Fenomena ini menjadi kabar yang sangat dinantikan, terutama bagi KPM yang merupakan pemegang Kartu Keluarga Sejahtera (KKS) baru atau KKS hasil peralihan dari Kantor Pos. Masyarakat diimbau untuk segera melakukan pengecekan saldo di rekening masing-masing.
Pencairan PKH BPNT Cair 28 Oktober 2025 KKS Baru ini merupakan akumulasi dana bantuan untuk tahap 2 dan tahap 3, bukan tahap 4 seperti yang sempat dipertanyakan oleh sebagian KPM. Meskipun telah ramai beredar isu mengenai pencairan tahap 4, pihak yang mengunggah informasi ini menegaskan bahwa dana yang masuk ke rekening KPM, khususnya pemegang KKS baru, adalah pembayaran double untuk dua tahapan sekaligus. Berbagai bukti menunjukkan saldo yang masuk bervariasi, mulai dari Rp600.000 hingga mencapai Rp1.950.000.
Pencairan PKH BPNT Cair 28 Oktober 2025 KKS Baru ini didominasi oleh KPM yang baru menerima KKS mereka, yang mayoritas merupakan hasil peralihan mekanisme penyaluran dari Kantor Pos. Misalnya, di daerah Baturaja, Sumatera Selatan, dan Cilacap, Jawa Tengah, kabar pencairan saldo langsung masuk ke KKS baru pada tanggal 28 Oktober 2025.
Detail Penyaluran: KKS Baru dan Bank Penyalur
Proses pencairan dana bantuan sosial ini melibatkan beberapa bank Himbara (Himpunan Bank Milik Negara).

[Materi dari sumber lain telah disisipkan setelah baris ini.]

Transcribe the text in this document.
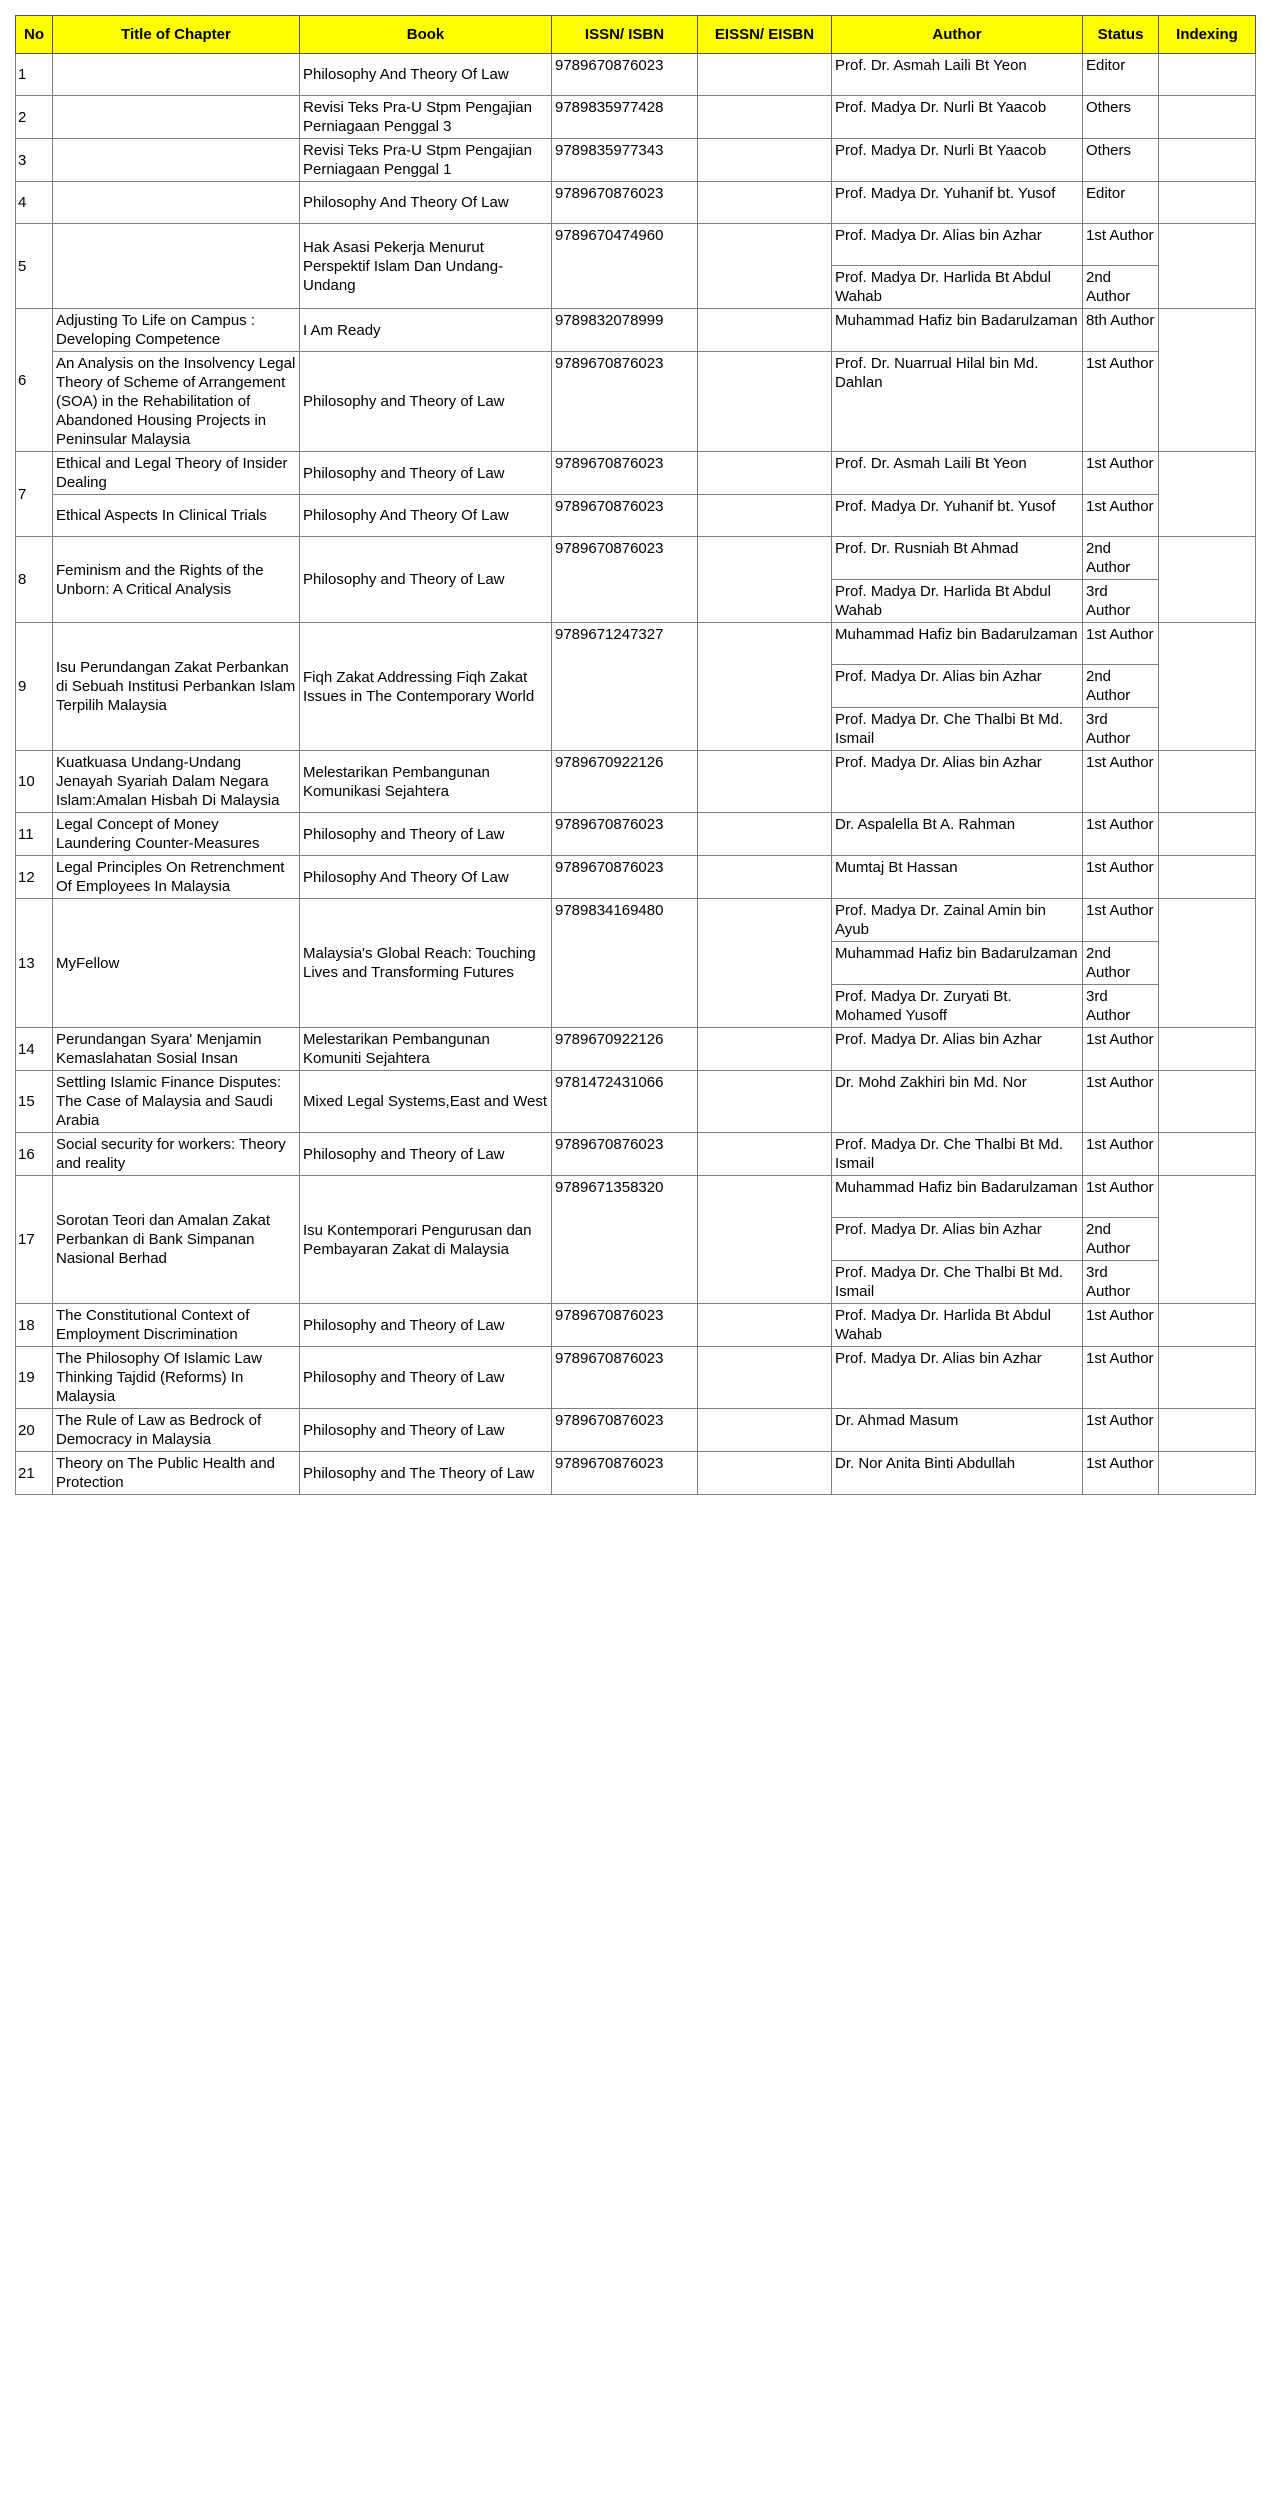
No	Title of Chapter	Book	ISSN/ ISBN	EISSN/ EISBN	Author	Status	Indexing
1		Philosophy And Theory Of Law	9789670876023		Prof. Dr. Asmah Laili Bt Yeon	Editor	
2		Revisi Teks Pra-U Stpm Pengajian Perniagaan Penggal 3	9789835977428		Prof. Madya Dr. Nurli Bt Yaacob	Others	
3		Revisi Teks Pra-U Stpm Pengajian Perniagaan Penggal 1	9789835977343		Prof. Madya Dr. Nurli Bt Yaacob	Others	
4		Philosophy And Theory Of Law	9789670876023		Prof. Madya Dr. Yuhanif bt. Yusof	Editor	
5		Hak Asasi Pekerja Menurut Perspektif Islam Dan Undang-Undang	9789670474960		Prof. Madya Dr. Alias bin Azhar	1st Author	
					Prof. Madya Dr. Harlida Bt Abdul Wahab	2nd Author	
6	Adjusting To Life on Campus : Developing Competence	I Am Ready	9789832078999		Muhammad Hafiz bin Badarulzaman	8th Author	
	An Analysis on the Insolvency Legal Theory of Scheme of Arrangement (SOA) in the Rehabilitation of Abandoned Housing Projects in Peninsular Malaysia	Philosophy and Theory of Law	9789670876023		Prof. Dr. Nuarrual Hilal bin Md. Dahlan	1st Author	
7	Ethical and Legal Theory of Insider Dealing	Philosophy and Theory of Law	9789670876023		Prof. Dr. Asmah Laili Bt Yeon	1st Author	
	Ethical Aspects In Clinical Trials	Philosophy And Theory Of Law	9789670876023		Prof. Madya Dr. Yuhanif bt. Yusof	1st Author	
8	Feminism and the Rights of the Unborn: A Critical Analysis	Philosophy and Theory of Law	9789670876023		Prof. Dr. Rusniah Bt Ahmad	2nd Author	
					Prof. Madya Dr. Harlida Bt Abdul Wahab	3rd Author	
9	Isu Perundangan Zakat Perbankan di Sebuah Institusi Perbankan Islam Terpilih Malaysia	Fiqh Zakat Addressing Fiqh Zakat Issues in The Contemporary World	9789671247327		Muhammad Hafiz bin Badarulzaman	1st Author	
					Prof. Madya Dr. Alias bin Azhar	2nd Author	
					Prof. Madya Dr. Che Thalbi Bt Md. Ismail	3rd Author	
10	Kuatkuasa Undang-Undang Jenayah Syariah Dalam Negara Islam:Amalan Hisbah Di Malaysia	Melestarikan Pembangunan Komunikasi Sejahtera	9789670922126		Prof. Madya Dr. Alias bin Azhar	1st Author	
11	Legal Concept of Money Laundering Counter-Measures	Philosophy and Theory of Law	9789670876023		Dr. Aspalella Bt A. Rahman	1st Author	
12	Legal Principles On Retrenchment Of Employees In Malaysia	Philosophy And Theory Of Law	9789670876023		Mumtaj Bt Hassan	1st Author	
13	MyFellow	Malaysia's Global Reach: Touching Lives and Transforming Futures	9789834169480		Prof. Madya Dr. Zainal Amin bin Ayub	1st Author	
					Muhammad Hafiz bin Badarulzaman	2nd Author	
					Prof. Madya Dr. Zuryati Bt. Mohamed Yusoff	3rd Author	
14	Perundangan Syara' Menjamin Kemaslahatan Sosial Insan	Melestarikan Pembangunan Komuniti Sejahtera	9789670922126		Prof. Madya Dr. Alias bin Azhar	1st Author	
15	Settling Islamic Finance Disputes: The Case of Malaysia and Saudi Arabia	Mixed Legal Systems,East and West	9781472431066		Dr. Mohd Zakhiri bin Md. Nor	1st Author	
16	Social security for workers: Theory and reality	Philosophy and Theory of Law	9789670876023		Prof. Madya Dr. Che Thalbi Bt Md. Ismail	1st Author	
17	Sorotan Teori dan Amalan Zakat Perbankan di Bank Simpanan Nasional Berhad	Isu Kontemporari Pengurusan dan Pembayaran Zakat di Malaysia	9789671358320		Muhammad Hafiz bin Badarulzaman	1st Author	
					Prof. Madya Dr. Alias bin Azhar	2nd Author	
					Prof. Madya Dr. Che Thalbi Bt Md. Ismail	3rd Author	
18	The Constitutional Context of Employment Discrimination	Philosophy and Theory of Law	9789670876023		Prof. Madya Dr. Harlida Bt Abdul Wahab	1st Author	
19	The Philosophy Of Islamic Law Thinking Tajdid (Reforms) In Malaysia	Philosophy and Theory of Law	9789670876023		Prof. Madya Dr. Alias bin Azhar	1st Author	
20	The Rule of Law as Bedrock of Democracy in Malaysia	Philosophy and Theory of Law	9789670876023		Dr. Ahmad Masum	1st Author	
21	Theory on The Public Health and Protection	Philosophy and The Theory of Law	9789670876023		Dr. Nor Anita Binti Abdullah	1st Author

Dua bank yang paling banyak dilaporkan mengalami pencairan adalah Bank Mandiri dan Bank BRI.
Penyaluran PKH dan BPNT via Bank BRI
Pencairan melalui KKS Bank BRI diketahui sudah mulai terjadi sejak malam sebelumnya, yaitu pada 27 Oktober 2025, sekitar pukul 21.00 WIB. KPM di berbagai wilayah, seperti Sulawesi Tengah (Kota Palu) , Purworejo (Jawa Tengah) , dan Medan Belawan , melaporkan telah menerima saldo BPNT dan PKH sekaligus. Saldo BPNT yang cair untuk dua tahap (tahap 2 dan 3) umumnya tercatat sebesar Rp1.200.000.
Bank Mandiri juga menjadi salah satu bank penyalur utama dalam pencairan ganda ini. Penerima PKH Balita di wilayah Kebumen, yang memegang KKS Mandiri hasil peralihan dari Kantor Pos, juga melaporkan saldo masuk hingga Rp1.500.000. Meskipun sempat ada laporan bahwa BPNT di Mandiri masih harus bersabar , kabar terbaru menunjukkan bahwa Bank Mandiri juga telah menyusul mencairkan dananya pada malam atau dini hari tanggal 28 Oktober 2025.
Kenapa Baru Cair Sekarang dan Bukan Tahap 4?
Fenomena pencairan ini menargetkan KPM yang baru memiliki KKS atau yang KKS-nya merupakan peralihan dari skema penyaluran sebelumnya (Kantor Pos). Artinya, dana yang mereka terima adalah dana susulan atau rapel (dobel) untuk tahap-tahap sebelumnya yang belum sempat mereka terima saat KKS lama atau kartu mereka masih dalam proses.
Besar kemungkinan, KPM yang sudah menerima bantuan melalui KKS lama pada tahap 2 dan 3 tidak akan melihat adanya saldo ganda ini, karena mereka sudah menerima pencairan sesuai jadwal sebelumnya. Oleh karena itu, bagi pemegang KKS baru, pencairan ini adalah tahap 2 dan tahap 3 yang dirapel.
Selain PKH dan BPNT, beberapa KPM juga sempat berharap Bantuan Langsung Tunai Kesejahteraan Rakyat (BLT Kesra) segera menyusul cair.